Closed VladimirAlexiev closed 8 years ago
There could be ambiguous dates, for example, when the year value is '00' as year. We are sure if it should be 2000 or 1900. We will not be using xsd:date unless the museum cleans up the data.
00 sounds like empty value. I think you should ignore such values. If you won't convert dates to XSD, put them in P3 not in P82a.
Are you suggesting reordering the date to be in the format year/month/date? Or how do you make something an xsd date?
As per #25 and #26 I will change the data to be the rdfs:label of E61, so the dates themselves will no longer be in P82a. Does this satisfy the issue, or do I also need to reformat the date somehow?
It is going to cause problems if we decide to treat dates as strings. It means that we lose any implicit information contained, and they will become unusable for any date-like things.

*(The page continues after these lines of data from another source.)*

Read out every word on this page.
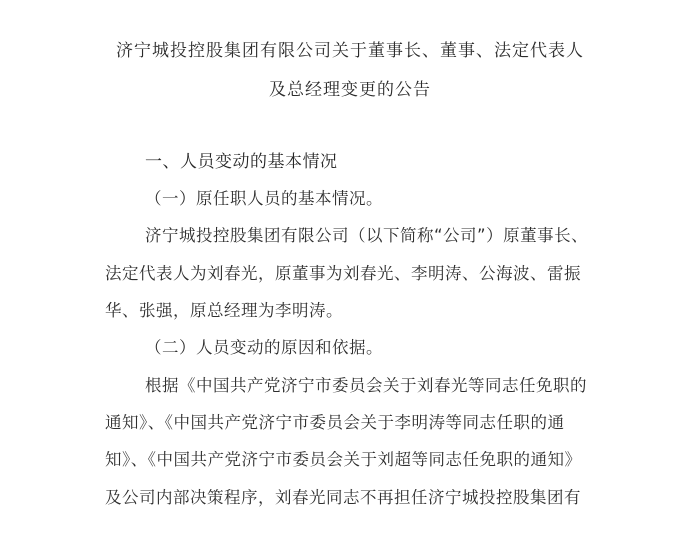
济宁城投控股集团有限公司关于董事长、董事、法定代表人
及总经理变更的公告
一、人员变动的基本情况
（一）原任职人员的基本情况。
济宁城投控股集团有限公司（以下简称“公司”）原董事长、
法定代表人为刘春光，原董事为刘春光、李明涛、公海波、雷振
华、张强，原总经理为李明涛。
（二）人员变动的原因和依据。
根据《中国共产党济宁市委员会关于刘春光等同志任免职的
通知》、《中国共产党济宁市委员会关于李明涛等同志任职的通
知》、《中国共产党济宁市委员会关于刘超等同志任免职的通知》
及公司内部决策程序，刘春光同志不再担任济宁城投控股集团有
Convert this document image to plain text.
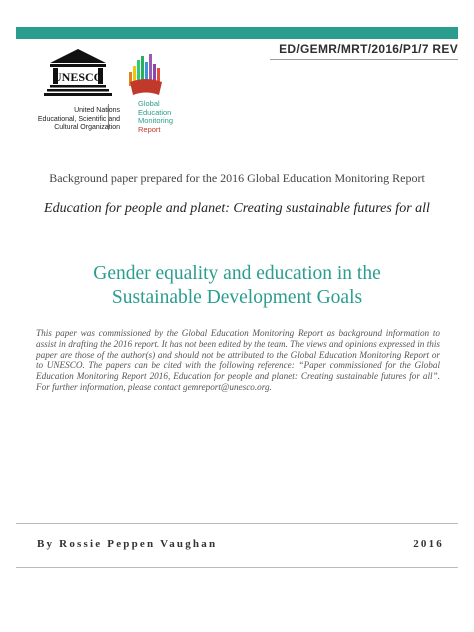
ED/GEMR/MRT/2016/P1/7 REV
UNESCO
United Nations
Educational, Scientific and
Cultural Organization
Global
Education
Monitoring
Report
Background paper prepared for the 2016 Global Education Monitoring Report
Education for people and planet: Creating sustainable futures for all
Gender equality and education in the
Sustainable Development Goals
This paper was commissioned by the Global Education Monitoring Report as background information to assist in drafting the 2016 report. It has not been edited by the team. The views and opinions expressed in this paper are those of the author(s) and should not be attributed to the Global Education Monitoring Report or to UNESCO. The papers can be cited with the following reference: “Paper commissioned for the Global Education Monitoring Report 2016, Education for people and planet: Creating sustainable futures for all”. For further information, please contact gemreport@unesco.org.
By Rossie Peppen Vaughan	2016
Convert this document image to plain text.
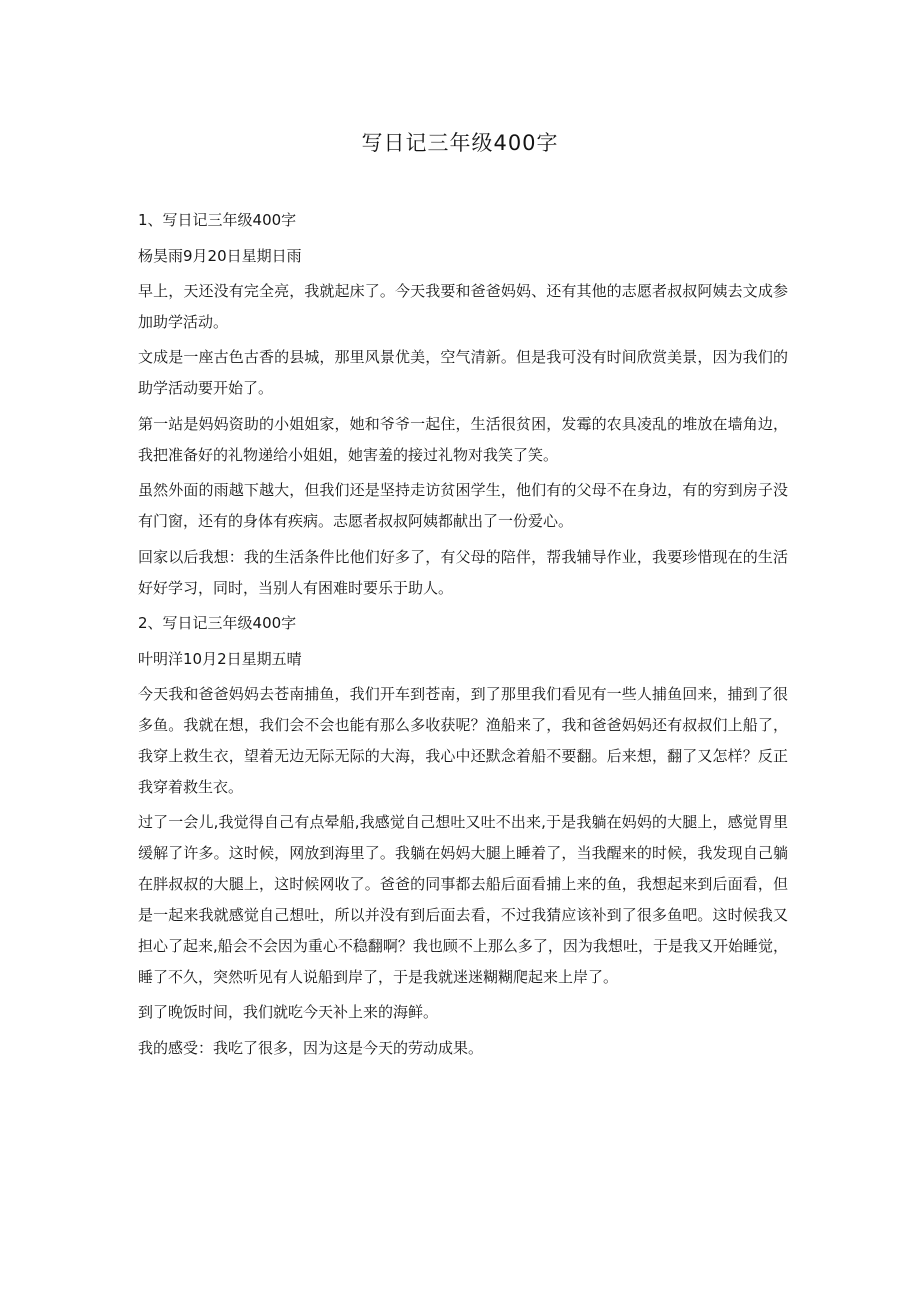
写日记三年级400字

1、写日记三年级400字

杨昊雨9月20日星期日雨

早上，天还没有完全亮，我就起床了。今天我要和爸爸妈妈、还有其他的志愿者叔叔阿姨去文成参加助学活动。

文成是一座古色古香的县城，那里风景优美，空气清新。但是我可没有时间欣赏美景，因为我们的助学活动要开始了。

第一站是妈妈资助的小姐姐家，她和爷爷一起住，生活很贫困，发霉的农具凌乱的堆放在墙角边，我把准备好的礼物递给小姐姐，她害羞的接过礼物对我笑了笑。

虽然外面的雨越下越大，但我们还是坚持走访贫困学生，他们有的父母不在身边，有的穷到房子没有门窗，还有的身体有疾病。志愿者叔叔阿姨都献出了一份爱心。

回家以后我想：我的生活条件比他们好多了，有父母的陪伴，帮我辅导作业，我要珍惜现在的生活好好学习，同时，当别人有困难时要乐于助人。

2、写日记三年级400字

叶明洋10月2日星期五晴

今天我和爸爸妈妈去苍南捕鱼，我们开车到苍南，到了那里我们看见有一些人捕鱼回来，捕到了很多鱼。我就在想，我们会不会也能有那么多收获呢？渔船来了，我和爸爸妈妈还有叔叔们上船了，我穿上救生衣，望着无边无际无际的大海，我心中还默念着船不要翻。后来想，翻了又怎样？反正我穿着救生衣。

过了一会儿,我觉得自己有点晕船,我感觉自己想吐又吐不出来,于是我躺在妈妈的大腿上，感觉胃里缓解了许多。这时候，网放到海里了。我躺在妈妈大腿上睡着了，当我醒来的时候，我发现自己躺在胖叔叔的大腿上，这时候网收了。爸爸的同事都去船后面看捕上来的鱼，我想起来到后面看，但是一起来我就感觉自己想吐，所以并没有到后面去看，不过我猜应该补到了很多鱼吧。这时候我又担心了起来,船会不会因为重心不稳翻啊？我也顾不上那么多了，因为我想吐，于是我又开始睡觉，睡了不久，突然听见有人说船到岸了，于是我就迷迷糊糊爬起来上岸了。

到了晚饭时间，我们就吃今天补上来的海鲜。

我的感受：我吃了很多，因为这是今天的劳动成果。
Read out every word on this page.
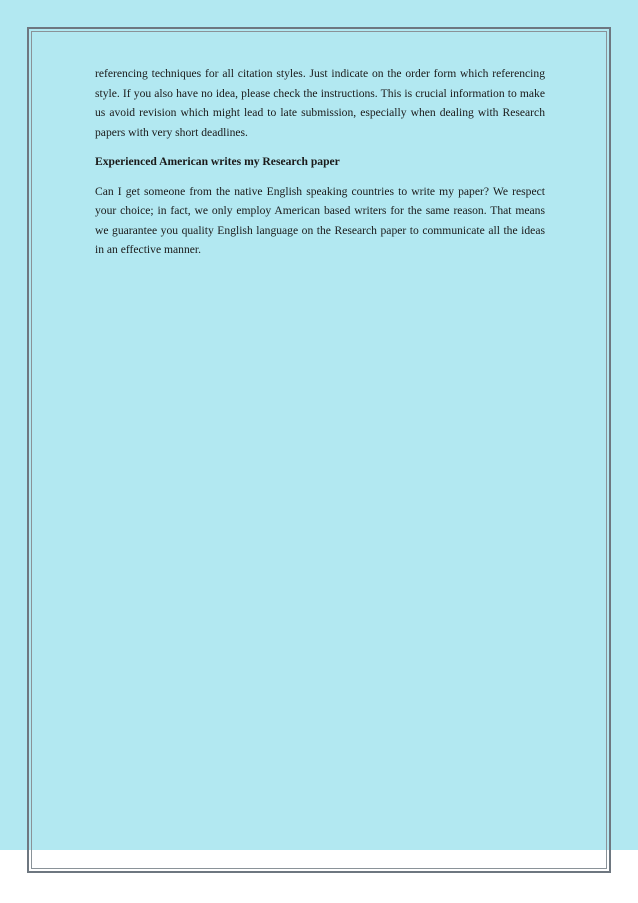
referencing techniques for all citation styles. Just indicate on the order form which referencing style. If you also have no idea, please check the instructions. This is crucial information to make us avoid revision which might lead to late submission, especially when dealing with Research papers with very short deadlines.

Experienced American writes my Research paper

Can I get someone from the native English speaking countries to write my paper? We respect your choice; in fact, we only employ American based writers for the same reason. That means we guarantee you quality English language on the Research paper to communicate all the ideas in an effective manner.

I think I fixed this issue. For the 2 date columns, I set semantic type and specified the literal type as "xsd:date". When I look at the rdf, it looks similar to what you said:
"6/6/93"^^<http://www.w3.org/2001/XMLSchema#date>
But this is not a valid xsd:date, should be "1993-06-06". In which property do you put these?
Also: never use E61, that's pointless, just use a literal.
@rhao sorry I didn't read your Sep 20 comment carefully. Yes, xsd:date demands a certain format, you cannot load "6/6/93"^^xsd:date into a proper repo that validates literals.
Okay so the format is yyyy-mm-dd, correct? The problem I have is that the data only contains 2 digits of the year, so if I see something like "06-06-11", I don't know if that should transform to "1911/06/06" or "2011/06/06". Because it seems like it's important to make the date in xsd format, I made the valid years 1917-2016. So if the year is 16, I make it 2016, but if it is 17, I make it 1917. After transforming the date, I set the literal type to xsd:date. This seems like it will cause me to misinterpret some data (for example if something was created in 1916, it will be marked as 2016), so the best solution is for the museum to reexport with the full date data, but for now I have made the dates in this way so at least it is modeled in the correct way.
Most dates are formatted like "month/day/yy". Some of the BeginISODates are formatted "yyyy-mm" or "yyyy-dd" - I can't tell which because the only ones in the dataset could be valid months or days. I assume it's month. So in this case, I will make it "yyyy-mm-01" since P82 is "at some point within", and making it begin on the 1st of the month is the most inclusive. For these rows, the EndISODate is NULL. I will make this empty string "", unless someone has a better suggestion.
"I assume it's month" is correct: yyyy-dd is an unlikely interpretation. Do not fake-complete to "yyyy-mm-01", instead emit it as "yyyy-mm"^^xsd:gYearMonth. Do not emit empty string. If you don't have an end date, the best is to emit P82, instead of P82a/b.
Dates must be valid XSD format. So eg
should become
"1971-06-15"^^xsd:date